Travel

Why I Live in Germany

People often ask why I live in Germany and I never really know what to say because the reason I came is not the reason I stay. I came because I received a grant from the Fulbright Association to do research I could have done (less well) in the US. I stay because my husband loves his job designing solar thermal power plants, a job he can’t have (not yet anyway) in the USA.

There are other reasons I stay, too. Like the minimum of 28 days of paid vacation each year, plus fourteen holidays, plus unlimited sick days that each company is mandated to offer employees. Or the government-subsidized health insurance (including – yay! – a special fund for artists like me). Though flawed, this health insurance does wonderful things like paying for traditional medicines like massage and acupuncture and sending “mother’s helpers” to homes with newborns for at least eight hours of week (see the French system highlighted in “Sicko” for an idea of how it works here). Though I don’t have kids yet, I really like this idea. Even better, I like that if I elected to, I could stay home for up to three years with each newborn I have without fear of losing my job; that I could be paid 60% of my salary for staying home that first year; that my husband and I could both have 14 weeks of 100% paid maternity leave in that first year and we could take those weeks separately.

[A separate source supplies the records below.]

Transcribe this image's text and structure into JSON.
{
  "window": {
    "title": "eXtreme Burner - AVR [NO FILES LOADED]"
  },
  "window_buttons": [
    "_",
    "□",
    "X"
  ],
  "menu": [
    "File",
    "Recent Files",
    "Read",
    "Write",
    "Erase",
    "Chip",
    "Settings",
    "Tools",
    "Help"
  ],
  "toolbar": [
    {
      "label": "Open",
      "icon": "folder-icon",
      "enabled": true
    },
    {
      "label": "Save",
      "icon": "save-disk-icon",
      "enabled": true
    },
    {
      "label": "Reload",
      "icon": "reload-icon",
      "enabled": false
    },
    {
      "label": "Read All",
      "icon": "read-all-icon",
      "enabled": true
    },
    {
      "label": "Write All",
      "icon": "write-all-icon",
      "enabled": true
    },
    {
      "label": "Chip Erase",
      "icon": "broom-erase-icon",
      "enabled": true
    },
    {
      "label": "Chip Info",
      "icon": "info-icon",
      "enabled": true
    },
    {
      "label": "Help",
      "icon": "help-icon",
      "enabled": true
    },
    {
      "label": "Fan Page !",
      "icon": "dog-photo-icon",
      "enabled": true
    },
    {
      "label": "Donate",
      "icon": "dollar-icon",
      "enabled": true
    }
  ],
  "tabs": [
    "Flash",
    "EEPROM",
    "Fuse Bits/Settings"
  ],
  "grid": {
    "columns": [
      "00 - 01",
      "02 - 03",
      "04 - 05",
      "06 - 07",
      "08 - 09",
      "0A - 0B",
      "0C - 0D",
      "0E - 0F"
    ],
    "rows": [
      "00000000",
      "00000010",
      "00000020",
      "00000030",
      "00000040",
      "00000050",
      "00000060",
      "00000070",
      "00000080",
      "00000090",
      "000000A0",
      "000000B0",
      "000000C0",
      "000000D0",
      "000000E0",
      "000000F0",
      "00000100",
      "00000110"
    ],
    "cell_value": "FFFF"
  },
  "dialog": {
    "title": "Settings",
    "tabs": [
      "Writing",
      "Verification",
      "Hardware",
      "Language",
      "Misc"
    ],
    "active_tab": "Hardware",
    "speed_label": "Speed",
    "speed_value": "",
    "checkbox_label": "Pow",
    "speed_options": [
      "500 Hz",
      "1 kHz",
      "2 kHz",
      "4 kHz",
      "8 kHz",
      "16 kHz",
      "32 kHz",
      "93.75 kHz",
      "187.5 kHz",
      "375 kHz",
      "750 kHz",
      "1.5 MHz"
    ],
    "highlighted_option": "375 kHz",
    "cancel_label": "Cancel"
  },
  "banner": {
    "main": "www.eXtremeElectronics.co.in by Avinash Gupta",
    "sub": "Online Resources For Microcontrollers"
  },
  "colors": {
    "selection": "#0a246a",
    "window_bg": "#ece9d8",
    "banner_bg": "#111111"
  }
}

These working conditions are so important to me that I don’t mind paying higher taxes than I would in the States. To me, quality of living is so much more important than money.

I love that I can live here without owning a car. That I have a bike lane just for me (and the thousands of other bikers) on every road and bridge and through every park in the city. That if I wanted to, I could hop on a train and end up in nearly any major city on the continent, and get to most places within the country faster than if I were driving.

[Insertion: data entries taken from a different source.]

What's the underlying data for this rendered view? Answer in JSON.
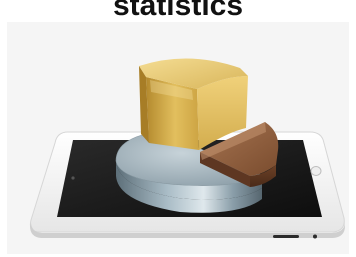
{
  "title": "statistics",
  "image": {
    "subject": "tablet-with-3d-pie-chart",
    "colors": {
      "panel_bg": "#f5f5f5",
      "tablet_frame": "#f7f7f7",
      "screen": "#1a1a1a",
      "slice_gold": "#d9b24f",
      "slice_steel": "#9fb0ba",
      "slice_brown": "#8a5a3a"
    }
  }
}
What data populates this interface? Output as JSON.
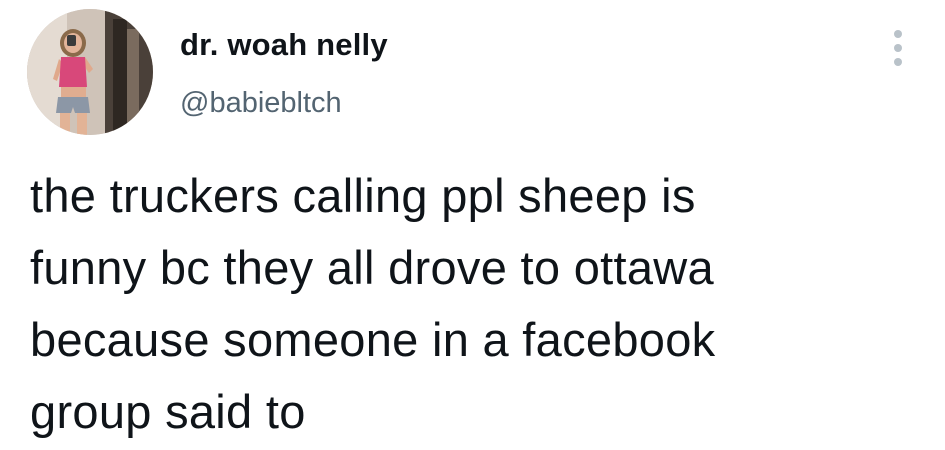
{
  "author": {
    "display_name": "dr. woah nelly",
    "handle": "@babiebltch",
    "avatar_icon": "profile-photo"
  },
  "menu": {
    "icon": "more-vertical-icon"
  },
  "tweet": {
    "lines": [
      "the truckers calling ppl sheep is",
      "funny bc they all drove to ottawa",
      "because someone in a facebook",
      "group said to"
    ]
  },
  "colors": {
    "text": "#0f1419",
    "secondary_text": "#536471",
    "icon_gray": "#b9c2c9",
    "background": "#ffffff"
  }
}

I like living in a country that makes guns nearly impossible to come by (and most people uninterested in owning any). I also love living somewhere that banned new construction of nuclear power plants and is taking all the remaining ones offline by the year 2020 (though I do disagree with their recent decision to substitute that energy production with coal-fired plants and do wish they’d rethink). One of my favorite things about living in Germany, though, has to be just how politically and environmentally aware the average citizenry is. How much they’ve learned from their history. How they’re okay with keeping their military for mainly peacekeeping (yes, yes, I do know this was a US-instituted and very necessary policy; but imagine if, 60 years ago, the US was told they couldn’t build up their military… would we have been okay with this generations later?).

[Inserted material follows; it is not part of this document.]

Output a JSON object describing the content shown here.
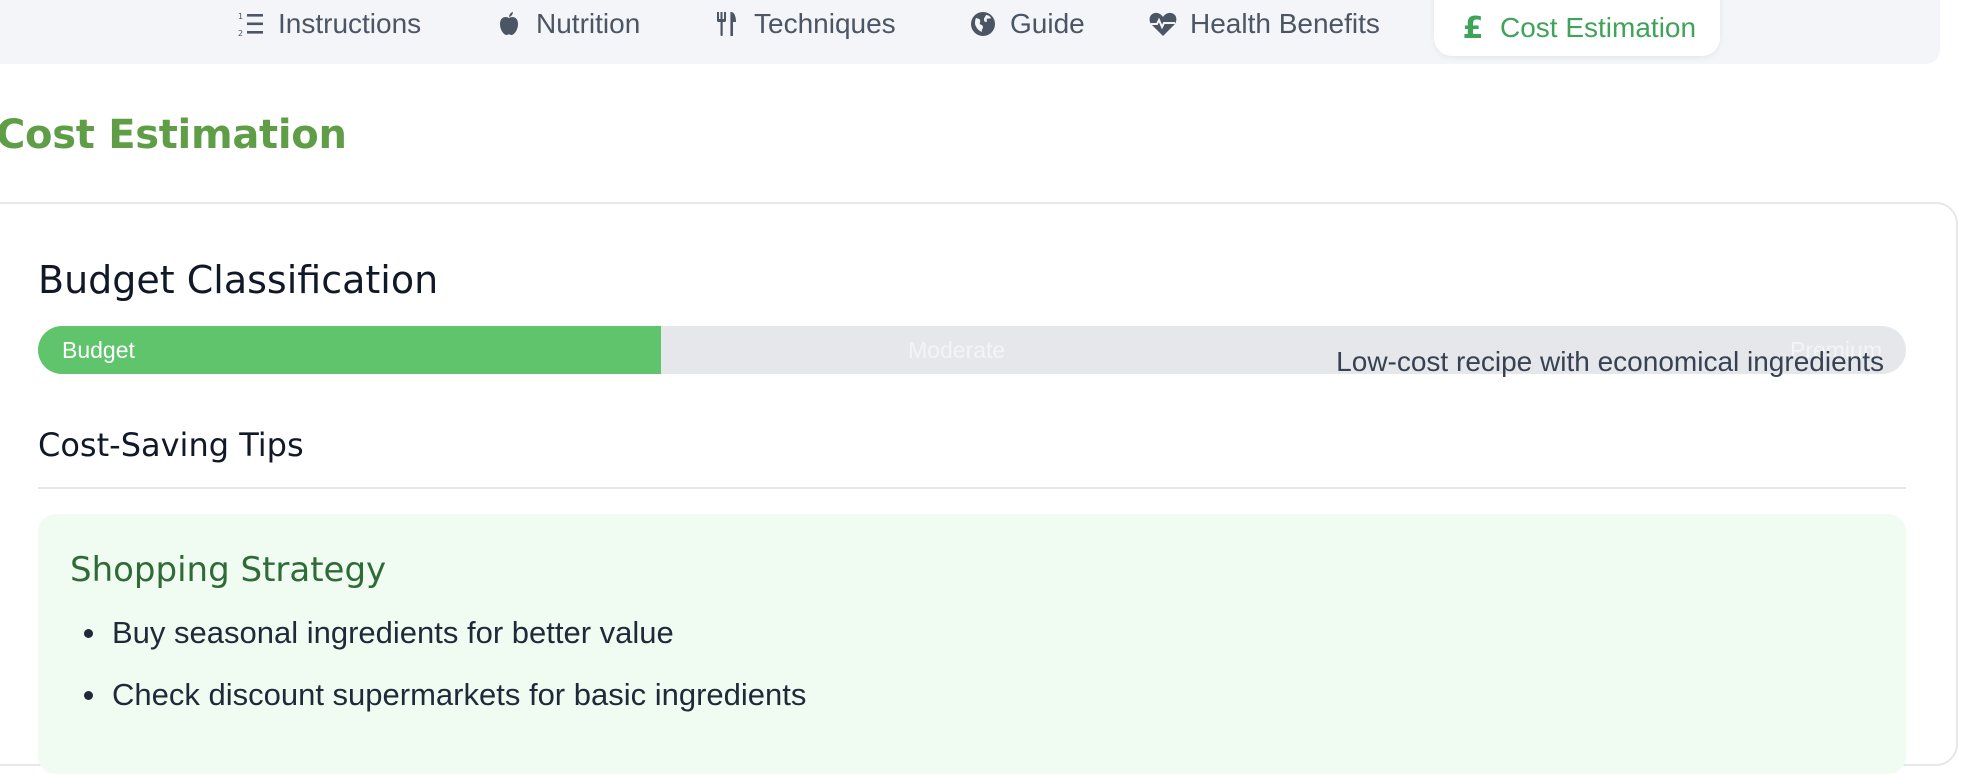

Now, of course, this is all debatable and subject 100% to my opinion of the country in which I live. It’s not intended as a diatribe against the USA, my home country, and it’s certainly not a rose-colored view of Germany. We do have our faults over here, too. I could seriously do without the anti-immigration rhetoric that politicians are throwing around and I would love love love it if the automakers industry didn’t have so much clout within the parliament that fuel standards can’t be raised. I hate that just outside Cologne there’s a brown-coal pit deep enough to be seen from space and they won’t stop digging.

I’ll be honest. If the next president (hello Dems, are you listening?) of the US offered some of these incentives, I’d be back in a heartbeat. If my husband could keep his dream job in solar and I could be paid to raise my children and we paying taxes that went straight to military instead of education and health insurance and I got a month of paid holidays, of course I’d move back closer to my friends and family.

But nowhere is perfect and as I grow older, I’m learning that much of life is a give and take. Right now, Germany’s giving my husband a really nice job that could help change how we get our energy. And we’re taking every chance to enjoy the European standard of living.